Astrid was born in Deurne, a district of Antwerp (Belgium) on 28 July 1979. She attended the Sint-Ludgardisschool in the centre of Antwerp. After having completed secondary school, she started studying history at the University of Antwerp where she obtained her bachelor’s degree. She continued her studies at the Free University of Brussels where she obtained her master’s degree (magna cum laude). As she developed a strong interest in history and philosophy of science, she also completed the postgraduate studies in logic, history and philosophy of science (magna cum laude ) at Ghent University. Her thesis was on experiments in Descartes’ Les Météores.

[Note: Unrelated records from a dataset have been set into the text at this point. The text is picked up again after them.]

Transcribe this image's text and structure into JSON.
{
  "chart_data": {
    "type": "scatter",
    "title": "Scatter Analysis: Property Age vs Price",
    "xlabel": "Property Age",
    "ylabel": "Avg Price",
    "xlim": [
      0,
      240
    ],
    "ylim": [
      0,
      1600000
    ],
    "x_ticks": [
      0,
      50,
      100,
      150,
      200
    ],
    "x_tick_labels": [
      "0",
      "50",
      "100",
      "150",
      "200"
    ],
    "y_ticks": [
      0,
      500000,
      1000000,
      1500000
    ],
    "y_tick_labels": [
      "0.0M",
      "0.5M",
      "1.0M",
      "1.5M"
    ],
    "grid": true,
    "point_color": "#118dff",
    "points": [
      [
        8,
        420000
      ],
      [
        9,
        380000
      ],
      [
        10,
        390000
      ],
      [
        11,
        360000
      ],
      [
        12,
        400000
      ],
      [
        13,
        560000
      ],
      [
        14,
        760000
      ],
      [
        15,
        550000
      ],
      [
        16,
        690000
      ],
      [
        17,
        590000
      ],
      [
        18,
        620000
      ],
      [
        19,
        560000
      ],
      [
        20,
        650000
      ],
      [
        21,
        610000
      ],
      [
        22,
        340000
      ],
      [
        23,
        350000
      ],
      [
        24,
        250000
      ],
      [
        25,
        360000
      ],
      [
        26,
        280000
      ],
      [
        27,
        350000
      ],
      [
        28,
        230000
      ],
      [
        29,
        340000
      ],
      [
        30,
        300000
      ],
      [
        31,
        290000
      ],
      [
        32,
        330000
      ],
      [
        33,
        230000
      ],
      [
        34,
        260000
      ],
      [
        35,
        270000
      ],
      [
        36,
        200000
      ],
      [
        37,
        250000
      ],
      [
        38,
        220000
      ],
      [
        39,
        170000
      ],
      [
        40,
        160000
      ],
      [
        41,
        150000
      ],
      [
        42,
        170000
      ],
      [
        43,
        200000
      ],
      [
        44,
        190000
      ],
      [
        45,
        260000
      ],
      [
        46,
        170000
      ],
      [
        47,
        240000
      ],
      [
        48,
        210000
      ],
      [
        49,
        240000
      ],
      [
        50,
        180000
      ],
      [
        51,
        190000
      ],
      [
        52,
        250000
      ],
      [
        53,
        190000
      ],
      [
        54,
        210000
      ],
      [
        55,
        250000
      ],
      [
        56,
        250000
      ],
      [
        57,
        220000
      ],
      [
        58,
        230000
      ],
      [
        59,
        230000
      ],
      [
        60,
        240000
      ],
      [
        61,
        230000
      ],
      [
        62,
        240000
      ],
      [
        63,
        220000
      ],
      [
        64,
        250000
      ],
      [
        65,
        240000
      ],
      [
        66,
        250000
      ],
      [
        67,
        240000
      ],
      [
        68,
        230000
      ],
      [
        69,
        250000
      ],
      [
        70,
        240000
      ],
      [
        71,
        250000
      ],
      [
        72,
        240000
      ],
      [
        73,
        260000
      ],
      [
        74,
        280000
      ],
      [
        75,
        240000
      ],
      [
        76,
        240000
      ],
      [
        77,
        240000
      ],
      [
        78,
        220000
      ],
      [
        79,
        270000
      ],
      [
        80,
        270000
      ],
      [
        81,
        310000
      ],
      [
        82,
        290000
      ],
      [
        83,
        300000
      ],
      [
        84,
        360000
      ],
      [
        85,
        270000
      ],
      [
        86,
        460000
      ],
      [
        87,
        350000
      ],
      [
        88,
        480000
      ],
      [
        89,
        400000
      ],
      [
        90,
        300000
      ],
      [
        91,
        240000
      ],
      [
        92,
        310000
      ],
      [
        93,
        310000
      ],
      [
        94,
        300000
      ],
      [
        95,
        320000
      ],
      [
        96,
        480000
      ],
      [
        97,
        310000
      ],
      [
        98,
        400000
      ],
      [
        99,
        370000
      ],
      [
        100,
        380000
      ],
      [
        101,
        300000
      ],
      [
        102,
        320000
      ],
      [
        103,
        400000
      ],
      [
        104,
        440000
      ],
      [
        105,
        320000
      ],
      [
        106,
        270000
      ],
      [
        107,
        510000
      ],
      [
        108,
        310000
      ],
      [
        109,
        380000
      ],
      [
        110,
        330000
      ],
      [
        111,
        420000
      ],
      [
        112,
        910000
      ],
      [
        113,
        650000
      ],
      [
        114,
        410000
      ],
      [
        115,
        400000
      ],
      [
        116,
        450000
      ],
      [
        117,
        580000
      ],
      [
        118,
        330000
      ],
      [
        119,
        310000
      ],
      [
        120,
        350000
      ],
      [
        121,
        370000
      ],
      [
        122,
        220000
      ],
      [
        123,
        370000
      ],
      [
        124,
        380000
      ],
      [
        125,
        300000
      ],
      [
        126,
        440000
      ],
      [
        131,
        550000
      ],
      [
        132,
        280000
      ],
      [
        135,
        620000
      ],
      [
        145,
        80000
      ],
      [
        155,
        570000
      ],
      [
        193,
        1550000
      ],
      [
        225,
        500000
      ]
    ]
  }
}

Having completed her studies, Astrid was offered a job as a researcher at Leiden University and started work on her PhD on the history of Dutch radio astronomy. She presented the findings of her PhD research at several conferences in the Netherlands as well as abroad, in Phoenix, San Diego, Indiana, Aberdeen, Exeter, Brussels and Aarhus. She was a member of the Huizinga Institute, the national Dutch research network for cultural history, and devised and taught a seminar Science and the Public for graduate students together with some colleagues. Her work resulted in two scholarly articles as well as several contributions in conference proceedings and popular scientific magazines, book reviews and journalistic articles.
In addition to her research in Leiden she worked as a volunteer researcher at the Museum for the History of Science of Ghent University and became the author of two publications accompanying the exhibitions. Astrid obtained an additional degree in applied linguistics (journalism) from the Erasmus University College Brussels. She is currently teaching Dutch as a second language at the Institute for Language and Communication (Linguapolis) of the University of Antwerp.